Şemsettin Küzeci bakar ki, “Şurada hata yapmışım, burada yanlış yapmışım” gibi düzeltmelerle kendini yetiştirir. Bugünkü Şemsettin Küzeci bu aşamalardan geçmiştir… O günleri, o gazete yöneticisi ve Allah’ın rahmetine kavuşan Nevzat Abdülkerim ile Seyfettin Biravcı’yı hiç unutamıyor. Tanışma fırsatı bulduğum ve şahsımla ilgili yazdığı bir makalesinden dolayı kendisiyle gurur duyduğum, Şehit olarak aramızdan ayrılan Seyfettin Biravcı’yı ben de unutamıyorum. Mekânları cennet olsun.
Evde Çocuklarına
Şemsettin Küzeci, evde çocukları Aybeniz’le Yunus karşısında da, önce iyi bir baba, şefkatli bir baba. Ama zaman zaman Aybeniz’e verdiği, gazete kupürlerinin kesilmesi, düzenlenmesi, dosyalanması, bilgisayarda değişik metinlerin yazılması, toplantılarda fotoğraf ve video çekimlerinde Aybeniz’e karşı tam bir “otorite”…olup çıkıyor.

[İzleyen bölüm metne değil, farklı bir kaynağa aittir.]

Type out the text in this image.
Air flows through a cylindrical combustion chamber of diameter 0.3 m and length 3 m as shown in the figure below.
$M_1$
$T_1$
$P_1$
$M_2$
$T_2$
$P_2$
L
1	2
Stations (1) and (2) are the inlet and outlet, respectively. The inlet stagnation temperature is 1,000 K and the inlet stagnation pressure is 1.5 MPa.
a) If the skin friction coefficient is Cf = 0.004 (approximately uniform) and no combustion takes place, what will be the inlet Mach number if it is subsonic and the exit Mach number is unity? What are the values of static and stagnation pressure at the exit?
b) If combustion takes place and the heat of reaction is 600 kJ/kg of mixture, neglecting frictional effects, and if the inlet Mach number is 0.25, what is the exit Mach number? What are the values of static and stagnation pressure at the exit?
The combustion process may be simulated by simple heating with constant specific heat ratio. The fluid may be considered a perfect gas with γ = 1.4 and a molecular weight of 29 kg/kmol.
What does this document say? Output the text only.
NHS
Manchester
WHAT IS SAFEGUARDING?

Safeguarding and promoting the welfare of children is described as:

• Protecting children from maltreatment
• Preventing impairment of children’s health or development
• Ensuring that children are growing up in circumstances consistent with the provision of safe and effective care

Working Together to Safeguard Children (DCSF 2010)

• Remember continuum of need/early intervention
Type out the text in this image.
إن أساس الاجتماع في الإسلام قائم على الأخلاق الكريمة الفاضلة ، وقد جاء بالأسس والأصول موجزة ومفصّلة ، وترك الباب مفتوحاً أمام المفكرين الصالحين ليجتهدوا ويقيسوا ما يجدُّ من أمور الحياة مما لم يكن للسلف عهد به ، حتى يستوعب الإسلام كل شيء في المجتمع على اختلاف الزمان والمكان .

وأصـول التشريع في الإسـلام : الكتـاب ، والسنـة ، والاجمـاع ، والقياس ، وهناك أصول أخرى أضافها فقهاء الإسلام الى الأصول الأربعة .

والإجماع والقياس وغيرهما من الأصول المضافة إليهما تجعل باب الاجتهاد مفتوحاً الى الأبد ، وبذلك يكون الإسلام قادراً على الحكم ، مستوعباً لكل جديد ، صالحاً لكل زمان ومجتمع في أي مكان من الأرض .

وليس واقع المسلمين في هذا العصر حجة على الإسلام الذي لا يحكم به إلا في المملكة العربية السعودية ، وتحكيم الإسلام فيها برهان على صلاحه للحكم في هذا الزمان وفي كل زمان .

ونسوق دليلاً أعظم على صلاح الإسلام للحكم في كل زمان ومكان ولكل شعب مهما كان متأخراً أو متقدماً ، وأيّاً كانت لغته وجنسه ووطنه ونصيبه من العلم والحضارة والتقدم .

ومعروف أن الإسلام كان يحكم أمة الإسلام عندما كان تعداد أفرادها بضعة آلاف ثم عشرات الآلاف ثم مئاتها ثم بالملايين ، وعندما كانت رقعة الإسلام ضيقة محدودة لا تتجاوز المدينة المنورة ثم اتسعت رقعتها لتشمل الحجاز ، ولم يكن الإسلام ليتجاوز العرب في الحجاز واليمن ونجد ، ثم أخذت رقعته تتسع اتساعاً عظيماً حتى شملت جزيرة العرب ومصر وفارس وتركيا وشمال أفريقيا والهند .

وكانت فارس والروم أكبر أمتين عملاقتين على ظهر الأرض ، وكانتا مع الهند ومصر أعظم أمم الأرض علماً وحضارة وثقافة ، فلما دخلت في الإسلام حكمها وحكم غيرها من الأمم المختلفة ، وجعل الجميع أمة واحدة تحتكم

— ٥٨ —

Şemsettin Küzeci’nin bu özelliği çalışma hayatının her aşamasında ve kademsinde görürüz. O, yumuşaklığıyla, sertliğini birleştirerek gösteren, tavizsiz bir yönetici olup çıkar karşımıza. Burada gerek çocuklarının gerekse görev yaptığı yerlerde çalışanların yetişmeleri, hayat mücadelesinde başarılı olmalarının hedeflendiğini hatırlamalıyız.
İyi Bir Gazeteci ve TV Program Yapımcısı
Şemsettin Küzeci, iyi ve başarılı bir gazetecidir. Haber yazmadaki başarılarını yakinen gören ve bilenlerdenim. Attığı başlıklar, kısa, anlamlı ve haberin bütünlüğünü verebilen bir görünüm arz eder. Türkmeneli TV’de Arapça-Türkçe olarak yaptığı ve yayınlanan kültürel-siyasi ağırlıklı onlarca programda, Türkiye, Irak ve Türk dünyası çıkışlı üst düzey yetkililerle, başta Türkmen davası olmak üzere, değişik konuların yansıtılışındaki Şemsettin Küzeci ustalığını izleyerek, bilgilendiğimi ve bu programların günlerce konuşulmasından gurur duyduğumu kaydetmeliyim.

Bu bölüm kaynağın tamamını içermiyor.